Three `60 W , 120 V` light bulbs are connected across a `120 V` power lines as shown in Fig. `7.26`. Find (a) the voltage across each bulb and (b) the total power dissipated in the three bulbs.

(a) As bulbs `B and C ` are in parallel, voltage across `B and C` will be the same , i.e, `V_(B) = V_(C )` . Further , if `R` is the resistance of each bulb ( as bulbs are identical) , the resistance of bulbs `B and C` together `( = R//2)` is in series with resistance `R` of bulb `A` and as in series, potential divides in proportion to resistance.

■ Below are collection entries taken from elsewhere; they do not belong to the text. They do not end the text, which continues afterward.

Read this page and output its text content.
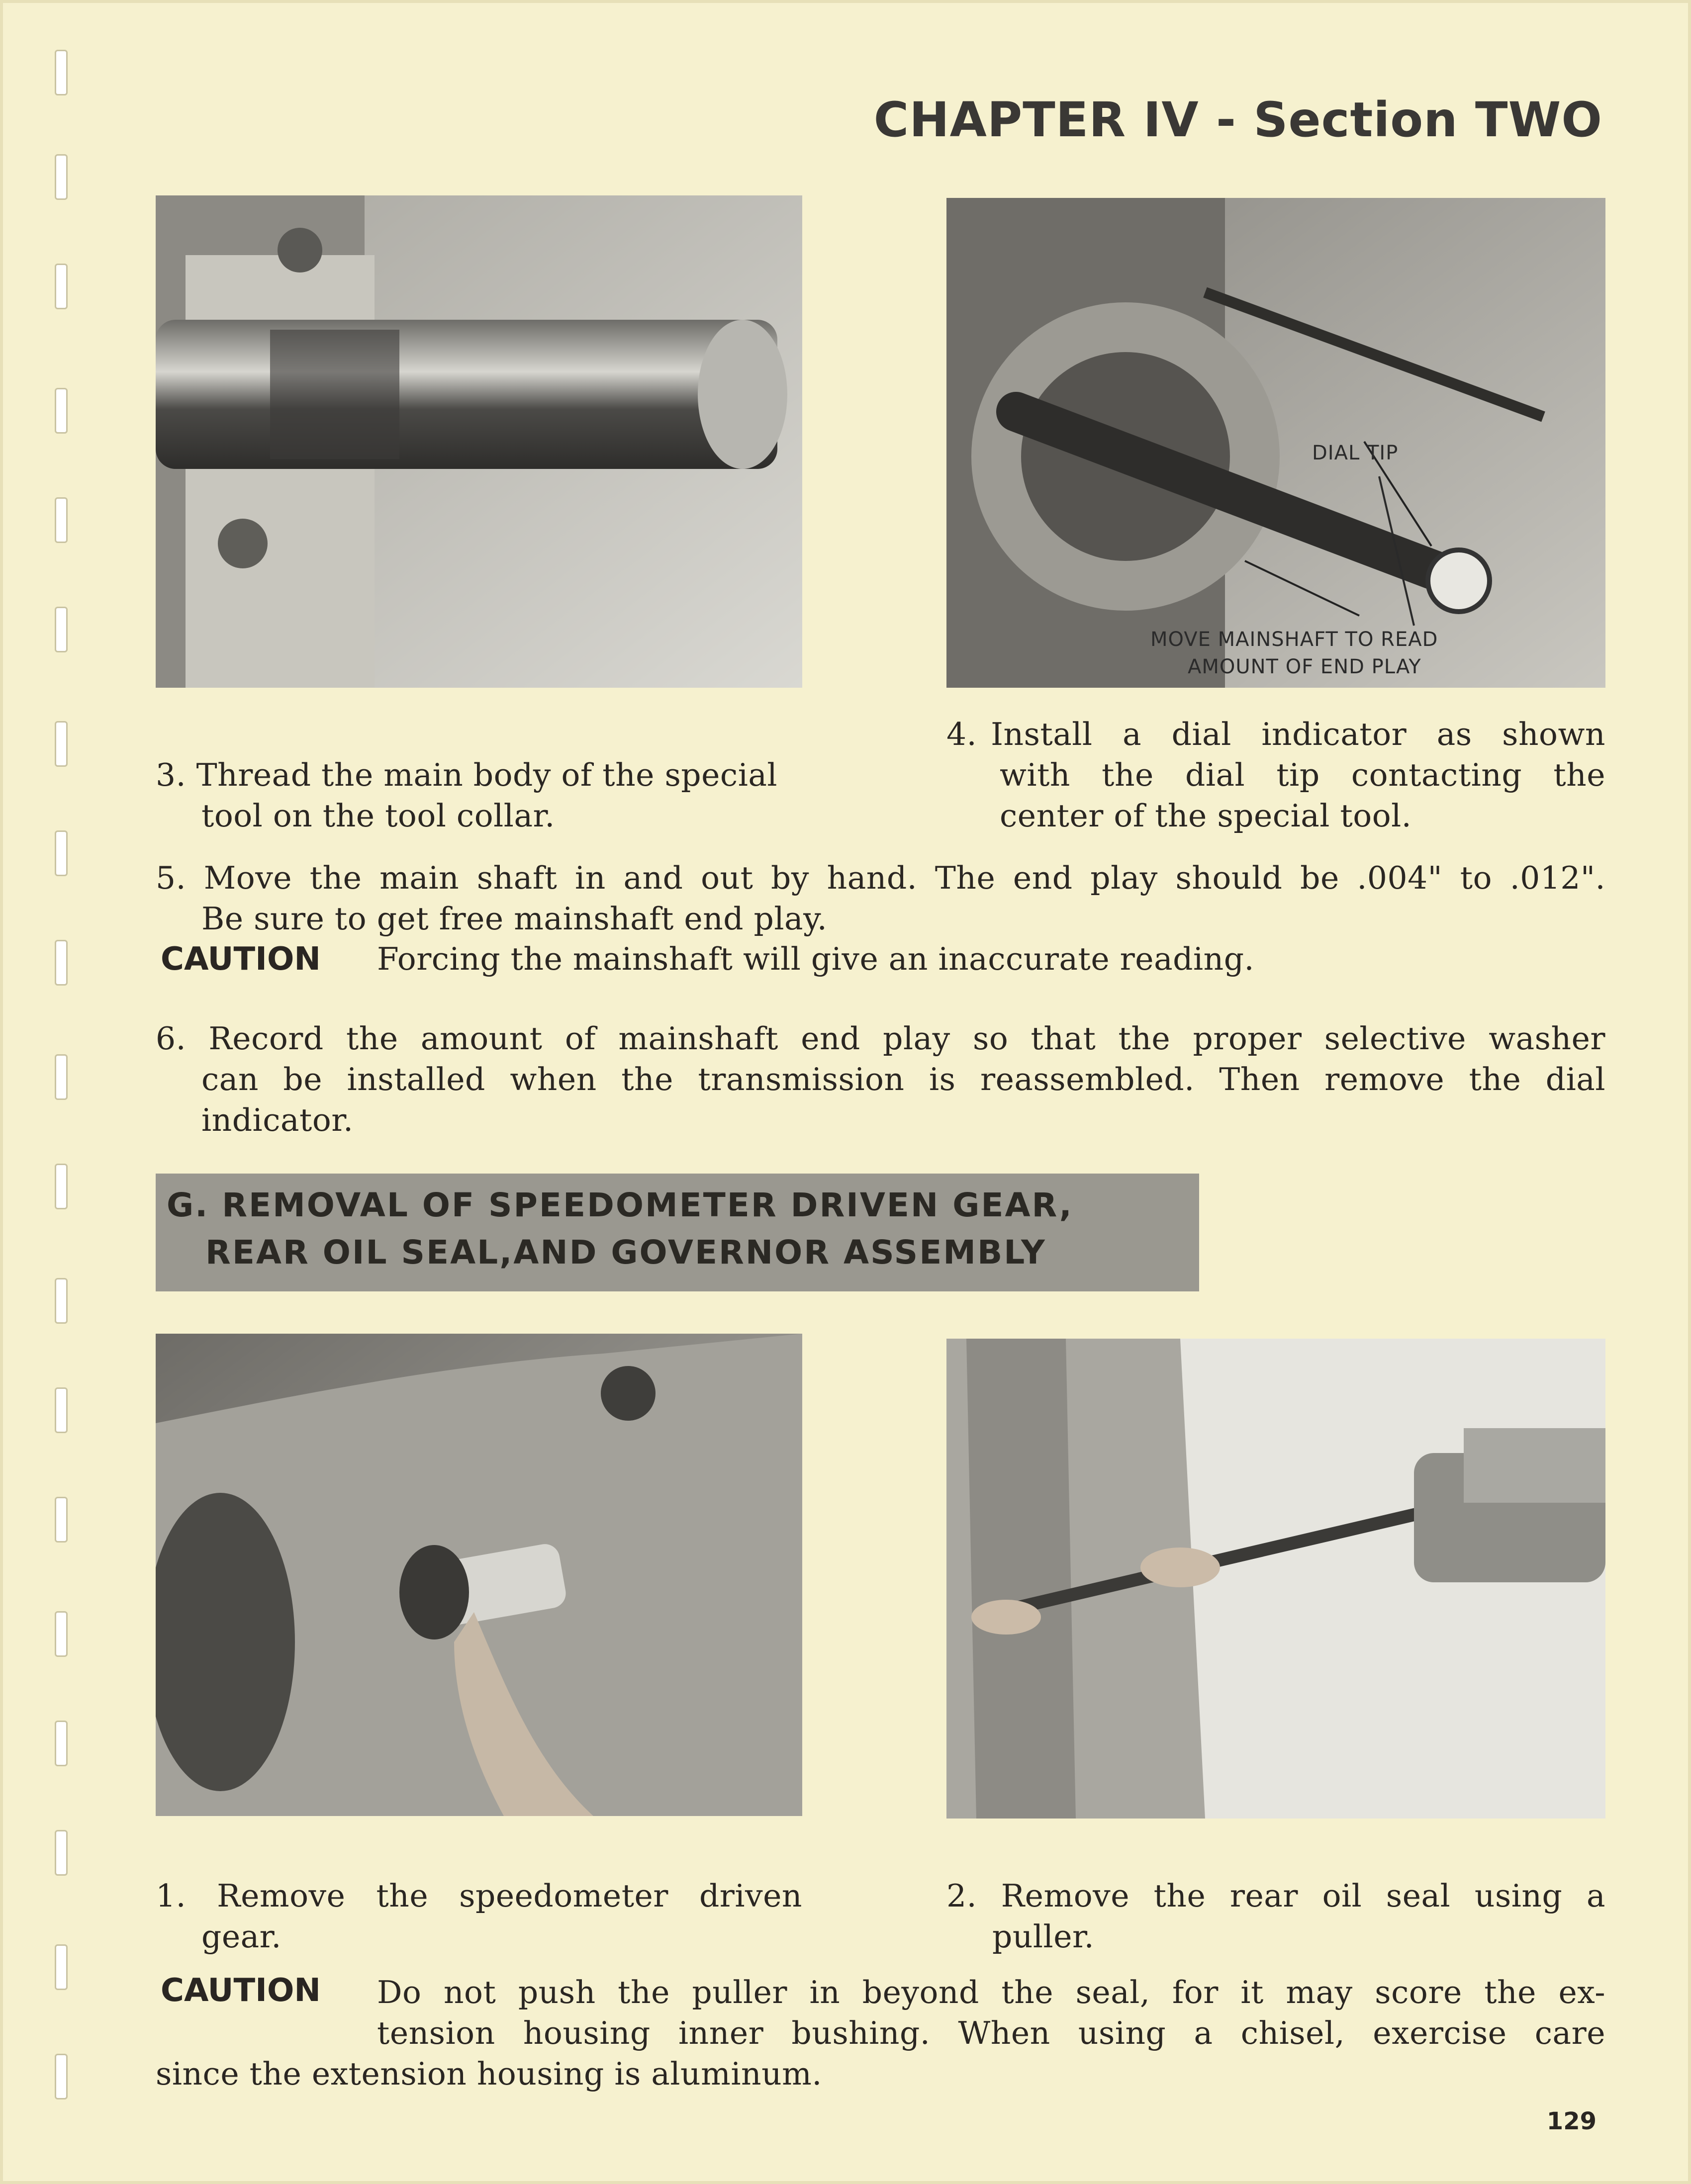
CHAPTER IV - Section TWO
DIAL TIP
MOVE MAINSHAFT TO READ
AMOUNT OF END PLAY
3. Thread the main body of the special
tool on the tool collar.
4. Install a dial indicator as shown
with the dial tip contacting the
center of the special tool.
5. Move the main shaft in and out by hand. The end play should be .004" to .012".
Be sure to get free mainshaft end play.
CAUTION Forcing the mainshaft will give an inaccurate reading.
6. Record the amount of mainshaft end play so that the proper selective washer
can be installed when the transmission is reassembled. Then remove the dial
indicator.
G. REMOVAL OF SPEEDOMETER DRIVEN GEAR,
REAR OIL SEAL,AND GOVERNOR ASSEMBLY
1. Remove the speedometer driven
gear.
2. Remove the rear oil seal using a
puller.
CAUTION Do not push the puller in beyond the seal, for it may score the ex-
tension housing inner bushing. When using a chisel, exercise care
since the extension housing is aluminum.
129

`V_(A) = (R ) / ( R - 0.5 R) = ( 2) /(3) V_(s) = (2) /(3) xx (120) = 80 V`
`V _(B) = V_(C) = ( 0.5 R) /( R + 0.5 R) , V = (1)/( 3) V_(s) = (1) /(3) xx 120 = 40 V`
`[ or V_(B) = V_( C ) = V - V _(A) = 120 - 80 = 40 V]`
As actual power consumed by a bulb is
`P = (V_(A)^(2))/( R ) = [( V_(A))/( V_(S))]^(2) xx W` `[ because R = (V_(s)^(2))/( W)]`
So the total power consumed consumption is
` P = P_(A) + P_(B) + P_( C ) = P_(A) + 2P_(B) = ((4+2) 60)/(9) = 40 W `